Schritt für Schritt Richtung erster Arbeitsmarkt

Aktuell nimmt Benjamin Bruß an einem Zertifikatslehrgang teil, um sich gezielt auf den Übergang in den allgemeinen Arbeitsmarkt vorzubereiten. Dort geht es um wichtige Grundlagen: sauberes Arbeiten, Mülltrennung, Ordnung am Arbeitsplatz – und darum, Arbeitsabläufe zu verstehen und sicher umzusetzen. „Der Lehrgang hilft mir, dass ich gut mit meiner Arbeit umgehen kann“, sagt er. „Ich lerne zum Beispiel, wie ich meinen Arbeitsplatz sauber verlassen kann und warum das wichtig ist.“ Sein Ziel ist klar: „Ich will meinen Lehrgang abschließen und auf den ersten Arbeitsmarkt möchte ich“, sagt er. „Ich möchte in einem Lager arbeiten, das umsetzen, was ich gelernt habe, und meinen Führerschein möchte ich auch noch machen. Einfach selbstständig sein – am besten auch ohne Betreuer.“

Bild: Kathleen Bayer / Lizenz LVR
Mit einem Zertifikatslehrgang erwirbt Benjamin Bruß aktuell wichtige Qualifikationen für den Wechsel auf den allgemeinen Arbeitsmarkt.

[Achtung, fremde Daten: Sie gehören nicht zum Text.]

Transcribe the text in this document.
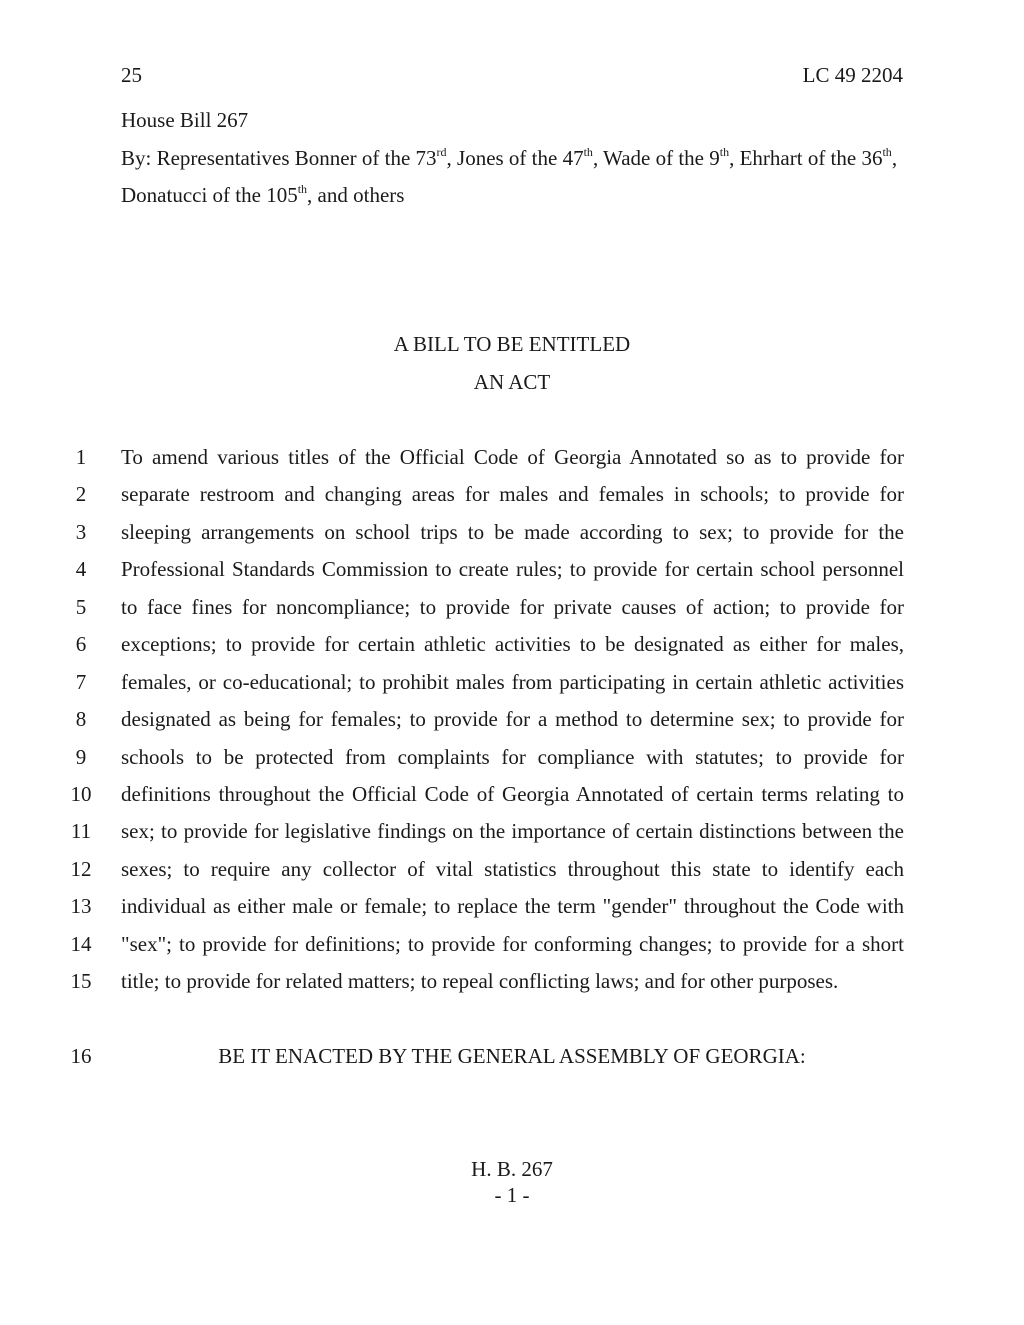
25	LC 49 2204
House Bill 267
By: Representatives Bonner of the 73rd, Jones of the 47th, Wade of the 9th, Ehrhart of the 36th,
Donatucci of the 105th, and others
A BILL TO BE ENTITLED
AN ACT
1	To amend various titles of the Official Code of Georgia Annotated so as to provide for
2	separate restroom and changing areas for males and females in schools; to provide for
3	sleeping arrangements on school trips to be made according to sex; to provide for the
4	Professional Standards Commission to create rules; to provide for certain school personnel
5	to face fines for noncompliance; to provide for private causes of action; to provide for
6	exceptions; to provide for certain athletic activities to be designated as either for males,
7	females, or co-educational; to prohibit males from participating in certain athletic activities
8	designated as being for females; to provide for a method to determine sex; to provide for
9	schools to be protected from complaints for compliance with statutes; to provide for
10 definitions throughout the Official Code of Georgia Annotated of certain terms relating to
11 sex; to provide for legislative findings on the importance of certain distinctions between the
12 sexes; to require any collector of vital statistics throughout this state to identify each
13 individual as either male or female; to replace the term "gender" throughout the Code with
14 "sex"; to provide for definitions; to provide for conforming changes; to provide for a short
15 title; to provide for related matters; to repeal conflicting laws; and for other purposes.
16	BE IT ENACTED BY THE GENERAL ASSEMBLY OF GEORGIA:
H. B. 267
- 1 -
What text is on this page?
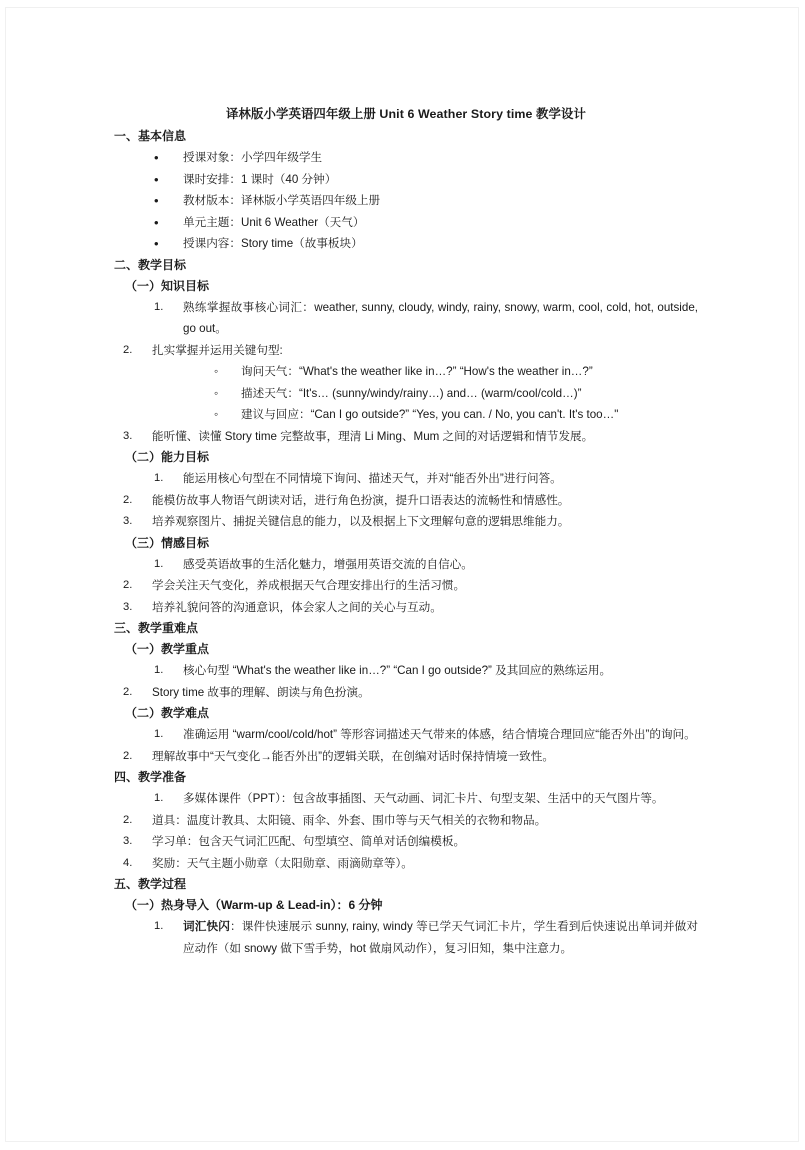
译林版小学英语四年级上册 Unit 6 Weather Story time 教学设计
一、基本信息
• 授课对象：小学四年级学生
• 课时安排：1 课时（40 分钟）
• 教材版本：译林版小学英语四年级上册
• 单元主题：Unit 6 Weather（天气）
• 授课内容：Story time（故事板块）
二、教学目标
（一）知识目标
1. 熟练掌握故事核心词汇：weather, sunny, cloudy, windy, rainy, snowy, warm, cool, cold, hot, outside, go out。
2. 扎实掌握并运用关键句型:
◦ 询问天气：“What's the weather like in…?” “How's the weather in…?”
◦ 描述天气：“It's… (sunny/windy/rainy…) and… (warm/cool/cold…)”
◦ 建议与回应：“Can I go outside?” “Yes, you can. / No, you can't. It's too…"
3. 能听懂、读懂 Story time 完整故事，理清 Li Ming、Mum 之间的对话逻辑和情节发展。
（二）能力目标
1. 能运用核心句型在不同情境下询问、描述天气，并对“能否外出”进行问答。
2. 能模仿故事人物语气朗读对话，进行角色扮演，提升口语表达的流畅性和情感性。
3. 培养观察图片、捕捉关键信息的能力，以及根据上下文理解句意的逻辑思维能力。
（三）情感目标
1. 感受英语故事的生活化魅力，增强用英语交流的自信心。
2. 学会关注天气变化，养成根据天气合理安排出行的生活习惯。
3. 培养礼貌问答的沟通意识，体会家人之间的关心与互动。
三、教学重难点
（一）教学重点
1. 核心句型 “What's the weather like in…?” “Can I go outside?” 及其回应的熟练运用。
2. Story time 故事的理解、朗读与角色扮演。
（二）教学难点
1. 准确运用 “warm/cool/cold/hot” 等形容词描述天气带来的体感，结合情境合理回应“能否外出”的询问。
2. 理解故事中“天气变化→能否外出”的逻辑关联，在创编对话时保持情境一致性。
四、教学准备
1. 多媒体课件（PPT）：包含故事插图、天气动画、词汇卡片、句型支架、生活中的天气图片等。
2. 道具：温度计教具、太阳镜、雨伞、外套、围巾等与天气相关的衣物和物品。
3. 学习单：包含天气词汇匹配、句型填空、简单对话创编模板。
4. 奖励：天气主题小勋章（太阳勋章、雨滴勋章等）。
五、教学过程
（一）热身导入（Warm-up & Lead-in）：6 分钟
1. 词汇快闪：课件快速展示 sunny, rainy, windy 等已学天气词汇卡片，学生看到后快速说出单词并做对应动作（如 snowy 做下雪手势，hot 做扇风动作），复习旧知，集中注意力。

„Man braucht keine Angst zu haben“

Was Benjamin Bruß anderen raten würde, die unsicher sind, ob sie ein Praktikum oder einen Wechsel wagen sollen? Er antwortet ohne zu zögern: „Man braucht keine Angst davor haben, ein Praktikum zu machen oder vor Fehlern. Ich hatte damals Angst, weil ich dort niemanden kannte. Aber die Angst war schon am zweiten Tag weg.“

Benjamin Bruß ist auf dem Weg – Schritt für Schritt, mit Unterstützung und mit dem festen Willen, sein Ziel zu erreichen. Und sein Porträt macht Mut: Entwicklung ist möglich. Und der erste Arbeitsmarkt kann ein realistisches Ziel sein – wenn Menschen individuell begleitet werden und die Chance bekommen, sich in ihrem Tempo weiterzuentwickeln.